One of the most desolate stretches of highway in California is the section of road on Highway 178 from Ridgecrest to Highway 190. To the North are the uninhabited regions of China Lake Naval Air Weapons Station and the Coso Wilderness. To the East are the high peaks of the Panamint Mountain range, and not one, but two salt flat laden valleys, the Searles Valley, and the Panamint Valley. There is only one “town” – in this area, and that is Trona, and it has seen better days. There is no cellular service on this stretch of highway, and during the summer, temperatures regularly exceed 115 degrees. The area is wild, and beautiful in a desolate, endless desert type of way. Along with the town of Trona, the area is also littered with places and things that time has forgotten, like the Trona Pinnacles, and various old mines and mining claims.

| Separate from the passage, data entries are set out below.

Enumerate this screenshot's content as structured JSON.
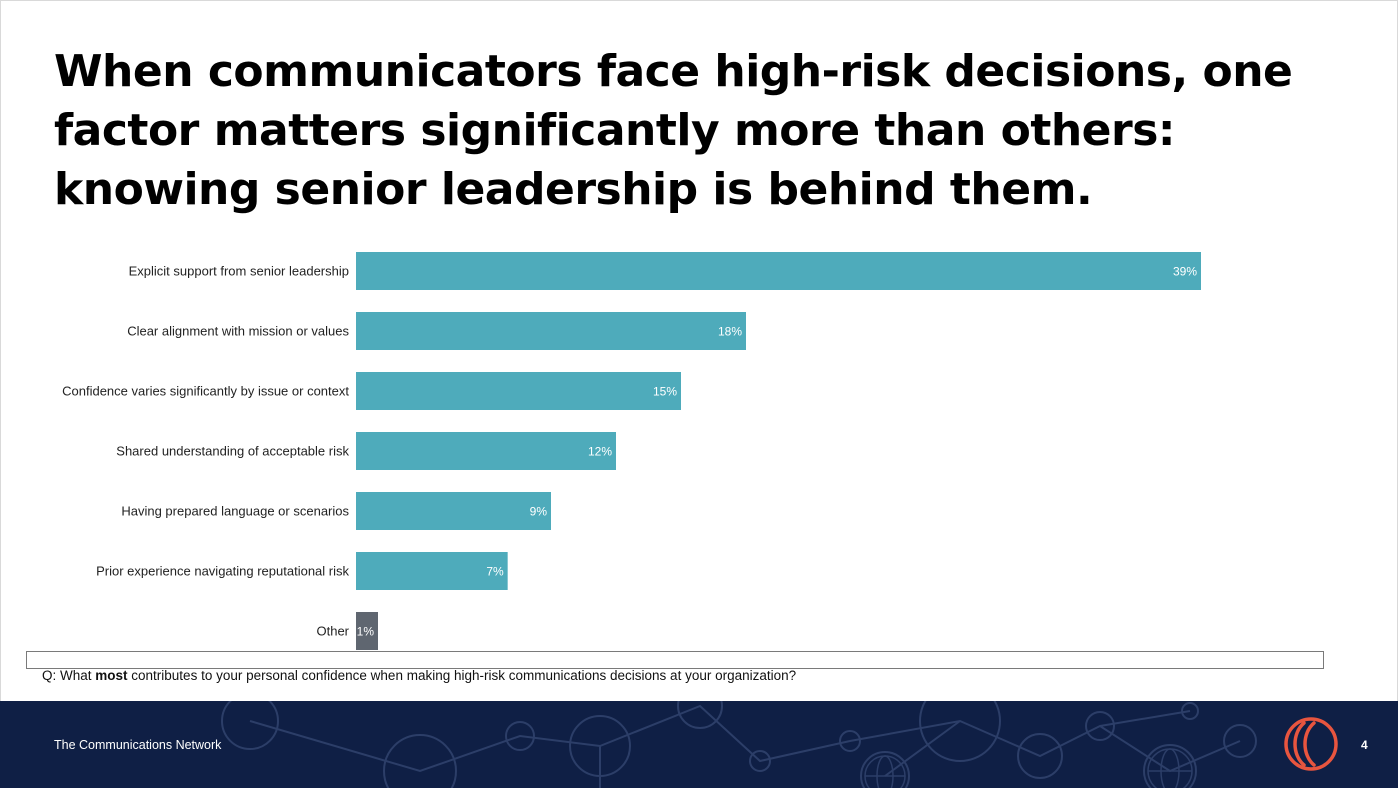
{
  "headline": "When communicators face high-risk decisions, one factor matters significantly more than others: knowing senior leadership is behind them.",
  "question": {
    "prefix": "Q: What ",
    "bold": "most",
    "suffix": " contributes to your personal confidence when making high-risk communications decisions at your organization?"
  },
  "footer": {
    "org_name": "The Communications Network",
    "page_number": "4"
  },
  "colors": {
    "primary_bar": "#4eabbb",
    "other_bar": "#5f6670",
    "footer_bg": "#0f1f45",
    "logo": "#e8553f"
  },
  "chart_data": {
    "type": "bar",
    "orientation": "horizontal",
    "categories": [
      "Explicit support from senior leadership",
      "Clear alignment with mission or values",
      "Confidence varies significantly by issue or context",
      "Shared understanding of acceptable risk",
      "Having prepared language or scenarios",
      "Prior experience navigating reputational risk",
      "Other"
    ],
    "values": [
      39,
      18,
      15,
      12,
      9,
      7,
      1
    ],
    "value_labels": [
      "39%",
      "18%",
      "15%",
      "12%",
      "9%",
      "7%",
      "1%"
    ],
    "unit": "%",
    "title": "",
    "xlabel": "",
    "ylabel": "",
    "grid": false,
    "legend": "none"
  }
}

Ballarat, as a thing fits neatly into this place of the planet that remains unknown to a majority of the world. Ballarat calls itself a ghost town, but in reality, it is a place that the world has passed by, and is one that is on the verge of disappearing. Founded in 1896 as a supply center for nearby mines in the Panamint Valley, Ballarat was named for its larger, and more successful sister city, Ballarat, Australia. Unlike its Australian version, Ballarat, California peaked at a population of several hundred people in the early twentieth century, before settling into a steady pattern of decline with the closures of nearby mines. In 1917, the post office in Ballarat closed, which lead to the final exodus of most of the town’s residents. Today, the town has one resident, who operates the general store and only a few buildings.

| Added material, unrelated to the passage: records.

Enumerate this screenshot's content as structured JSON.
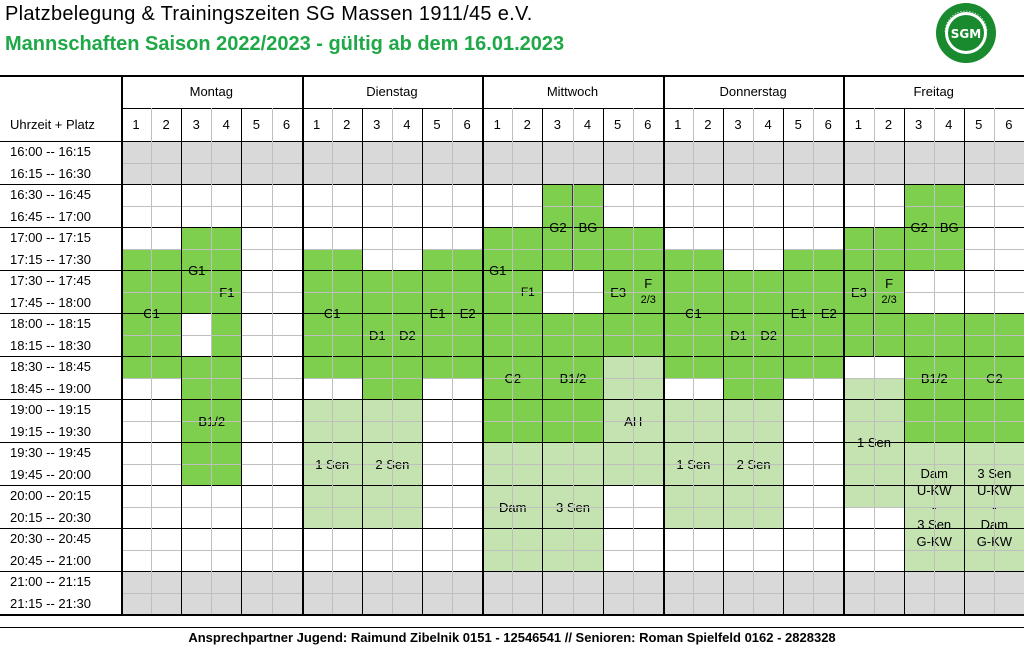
{
  "header": {
    "title": "Platzbelegung & Trainingszeiten SG Massen 1911/45 e.V.",
    "subtitle": "Mannschaften Saison 2022/2023 - gültig ab dem 16.01.2023",
    "logo_text": "SGM",
    "logo_ring_text": "SPIELGEMEINSCHAFT MASSEN 1911/45 e.V."
  },
  "colors": {
    "title_green": "#1fa847",
    "block_green": "#7ecf4e",
    "block_light_green": "#c5e3b0",
    "gray_row": "#d9d9d9"
  },
  "table": {
    "corner_label": "Uhrzeit + Platz",
    "days": [
      "Montag",
      "Dienstag",
      "Mittwoch",
      "Donnerstag",
      "Freitag"
    ],
    "columns": [
      "1",
      "2",
      "3",
      "4",
      "5",
      "6"
    ],
    "times": [
      "16:00 -- 16:15",
      "16:15 -- 16:30",
      "16:30 -- 16:45",
      "16:45 -- 17:00",
      "17:00 -- 17:15",
      "17:15 -- 17:30",
      "17:30 -- 17:45",
      "17:45 -- 18:00",
      "18:00 -- 18:15",
      "18:15 -- 18:30",
      "18:30 -- 18:45",
      "18:45 -- 19:00",
      "19:00 -- 19:15",
      "19:15 -- 19:30",
      "19:30 -- 19:45",
      "19:45 -- 20:00",
      "20:00 -- 20:15",
      "20:15 -- 20:30",
      "20:30 -- 20:45",
      "20:45 -- 21:00",
      "21:00 -- 21:15",
      "21:15 -- 21:30"
    ]
  },
  "blocks": [
    {
      "day": 0,
      "col": 0,
      "span": 2,
      "row": 5,
      "rows": 6,
      "color": "g",
      "label": "C1"
    },
    {
      "day": 0,
      "col": 2,
      "span": 1,
      "row": 4,
      "rows": 4,
      "color": "g",
      "label": "G1"
    },
    {
      "day": 0,
      "col": 3,
      "span": 1,
      "row": 4,
      "rows": 6,
      "color": "g",
      "label": "F1"
    },
    {
      "day": 0,
      "col": 2,
      "span": 2,
      "row": 10,
      "rows": 6,
      "color": "g",
      "label": "B1/2"
    },
    {
      "day": 1,
      "col": 0,
      "span": 2,
      "row": 5,
      "rows": 6,
      "color": "g",
      "label": "C1"
    },
    {
      "day": 1,
      "col": 2,
      "span": 1,
      "row": 6,
      "rows": 6,
      "color": "g",
      "label": "D1"
    },
    {
      "day": 1,
      "col": 3,
      "span": 1,
      "row": 6,
      "rows": 6,
      "color": "g",
      "label": "D2"
    },
    {
      "day": 1,
      "col": 4,
      "span": 1,
      "row": 5,
      "rows": 6,
      "color": "g",
      "label": "E1"
    },
    {
      "day": 1,
      "col": 5,
      "span": 1,
      "row": 5,
      "rows": 6,
      "color": "g",
      "label": "E2"
    },
    {
      "day": 1,
      "col": 0,
      "span": 2,
      "row": 12,
      "rows": 6,
      "color": "lg",
      "label": "1 Sen"
    },
    {
      "day": 1,
      "col": 2,
      "span": 2,
      "row": 12,
      "rows": 6,
      "color": "lg",
      "label": "2 Sen"
    },
    {
      "day": 2,
      "col": 0,
      "span": 1,
      "row": 4,
      "rows": 4,
      "color": "g",
      "label": "G1"
    },
    {
      "day": 2,
      "col": 1,
      "span": 1,
      "row": 4,
      "rows": 6,
      "color": "g",
      "label": "F1",
      "small": true
    },
    {
      "day": 2,
      "col": 0,
      "span": 2,
      "row": 8,
      "rows": 6,
      "color": "g",
      "label": "C2"
    },
    {
      "day": 2,
      "col": 2,
      "span": 1,
      "row": 2,
      "rows": 4,
      "color": "g",
      "label": "G2"
    },
    {
      "day": 2,
      "col": 3,
      "span": 1,
      "row": 2,
      "rows": 4,
      "color": "g",
      "label": "BG"
    },
    {
      "day": 2,
      "col": 2,
      "span": 2,
      "row": 8,
      "rows": 6,
      "color": "g",
      "label": "B1/2"
    },
    {
      "day": 2,
      "col": 4,
      "span": 1,
      "row": 4,
      "rows": 6,
      "color": "g",
      "label": "E3"
    },
    {
      "day": 2,
      "col": 5,
      "span": 1,
      "row": 4,
      "rows": 6,
      "color": "g",
      "label": "F",
      "sublabel": "2/3"
    },
    {
      "day": 2,
      "col": 4,
      "span": 2,
      "row": 10,
      "rows": 6,
      "color": "lg",
      "label": "AH"
    },
    {
      "day": 2,
      "col": 0,
      "span": 2,
      "row": 14,
      "rows": 6,
      "color": "lg",
      "label": "Dam"
    },
    {
      "day": 2,
      "col": 2,
      "span": 2,
      "row": 14,
      "rows": 6,
      "color": "lg",
      "label": "3 Sen"
    },
    {
      "day": 3,
      "col": 0,
      "span": 2,
      "row": 5,
      "rows": 6,
      "color": "g",
      "label": "C1"
    },
    {
      "day": 3,
      "col": 2,
      "span": 1,
      "row": 6,
      "rows": 6,
      "color": "g",
      "label": "D1"
    },
    {
      "day": 3,
      "col": 3,
      "span": 1,
      "row": 6,
      "rows": 6,
      "color": "g",
      "label": "D2"
    },
    {
      "day": 3,
      "col": 4,
      "span": 1,
      "row": 5,
      "rows": 6,
      "color": "g",
      "label": "E1"
    },
    {
      "day": 3,
      "col": 5,
      "span": 1,
      "row": 5,
      "rows": 6,
      "color": "g",
      "label": "E2"
    },
    {
      "day": 3,
      "col": 0,
      "span": 2,
      "row": 12,
      "rows": 6,
      "color": "lg",
      "label": "1 Sen"
    },
    {
      "day": 3,
      "col": 2,
      "span": 2,
      "row": 12,
      "rows": 6,
      "color": "lg",
      "label": "2 Sen"
    },
    {
      "day": 4,
      "col": 0,
      "span": 1,
      "row": 4,
      "rows": 6,
      "color": "g",
      "label": "E3"
    },
    {
      "day": 4,
      "col": 1,
      "span": 1,
      "row": 4,
      "rows": 6,
      "color": "g",
      "label": "F",
      "sublabel": "2/3"
    },
    {
      "day": 4,
      "col": 0,
      "span": 2,
      "row": 11,
      "rows": 6,
      "color": "lg",
      "label": "1 Sen"
    },
    {
      "day": 4,
      "col": 2,
      "span": 1,
      "row": 2,
      "rows": 4,
      "color": "g",
      "label": "G2"
    },
    {
      "day": 4,
      "col": 3,
      "span": 1,
      "row": 2,
      "rows": 4,
      "color": "g",
      "label": "BG"
    },
    {
      "day": 4,
      "col": 2,
      "span": 2,
      "row": 8,
      "rows": 6,
      "color": "g",
      "label": "B1/2"
    },
    {
      "day": 4,
      "col": 4,
      "span": 2,
      "row": 8,
      "rows": 6,
      "color": "g",
      "label": "C2"
    },
    {
      "day": 4,
      "col": 2,
      "span": 2,
      "row": 14,
      "rows": 6,
      "color": "lg",
      "lines": [
        "Dam",
        "U-KW",
        "-",
        "3 Sen",
        "G-KW"
      ]
    },
    {
      "day": 4,
      "col": 4,
      "span": 2,
      "row": 14,
      "rows": 6,
      "color": "lg",
      "lines": [
        "3 Sen",
        "U-KW",
        "-",
        "Dam",
        "G-KW"
      ]
    }
  ],
  "footer": "Ansprechpartner Jugend: Raimund Zibelnik  0151 - 12546541 // Senioren: Roman Spielfeld 0162 - 2828328"
}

This gets us to whether Ballarat is indeed a “ghost town”. Indisputably, Ballarat is a town of ghosts, with more history than future; but Ballarat is also a place with few structures. Unlike Rhyolite, for example, which was another boom-and-bust mining town on the edge of Death Valley, Ballarat has only two remaining structures, which the desert is attempting to reclaim as soon as possible. Visitors expecting to see a plethora of Bodie –like buildings, in near pristine condition, will be disappointed. Visitors that are interested in the oddities of this region, its people and its history, will want to pay Ballarat a visit, as it was the home to the Ballarat Bandit, and Charles Manson for a time.

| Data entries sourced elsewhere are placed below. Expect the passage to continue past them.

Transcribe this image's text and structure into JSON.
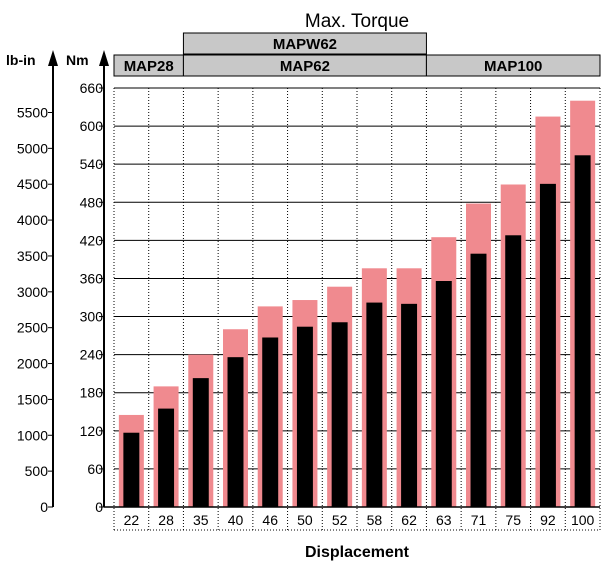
{
  "chart_data": {
    "type": "bar",
    "title": "Max. Torque",
    "xlabel": "Displacement",
    "y_units": {
      "secondary": "lb-in",
      "primary": "Nm"
    },
    "categories": [
      "22",
      "28",
      "35",
      "40",
      "46",
      "50",
      "52",
      "58",
      "62",
      "63",
      "71",
      "75",
      "92",
      "100"
    ],
    "series": [
      {
        "values": [
          145,
          190,
          240,
          280,
          316,
          326,
          347,
          376,
          376,
          425,
          478,
          508,
          615,
          640
        ]
      },
      {
        "values": [
          117,
          155,
          203,
          236,
          267,
          284,
          291,
          322,
          320,
          356,
          399,
          428,
          509,
          554
        ]
      }
    ],
    "ylim": [
      0,
      660
    ],
    "yticks_nm": [
      0,
      60,
      120,
      180,
      240,
      300,
      360,
      420,
      480,
      540,
      600,
      660
    ],
    "yticks_lbin": [
      0,
      500,
      1000,
      1500,
      2000,
      2500,
      3000,
      3500,
      4000,
      4500,
      5000,
      5500
    ],
    "groups": [
      {
        "label": "MAP28",
        "from": 0,
        "to": 1,
        "row": "bottom"
      },
      {
        "label": "MAP62",
        "from": 2,
        "to": 8,
        "row": "bottom"
      },
      {
        "label": "MAP100",
        "from": 9,
        "to": 13,
        "row": "bottom"
      },
      {
        "label": "MAPW62",
        "from": 2,
        "to": 8,
        "row": "top"
      }
    ],
    "colors": {
      "series_0": "#f08a8f",
      "series_1": "#000000",
      "group_box": "#c8c8c8"
    },
    "grid": true
  }
}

Directions: Ballarat can be found twenty-five miles to the North of Trona and is located directly off of Highway 178. From Highway 178, it is a 3.5 mile drive on a graded dirt road to the “town”.
Tips: The Ballarat General Store is literally the only location around for a great distance with cold drinks, or any services at all for that matter, and is an interesting spot to stop if one is passing through the region. The best thing about Ballarat, per the sign on the outskirts, is that it is a “free zone”, where one can “camp, party, make movies, or take photos, etc.” for free. So, if you’re in a need of a spot to stop and take a nap along this part of Highway 178, or if you’ve dreamed of camping where Charles Manson and the Ballarat Bandit lurked, there will always be a spot open, and it will be free. Visitors to this area however, should be prepared during the summer months for the temperature extremes, especially as there is no cellular service in or outside of Ballarat.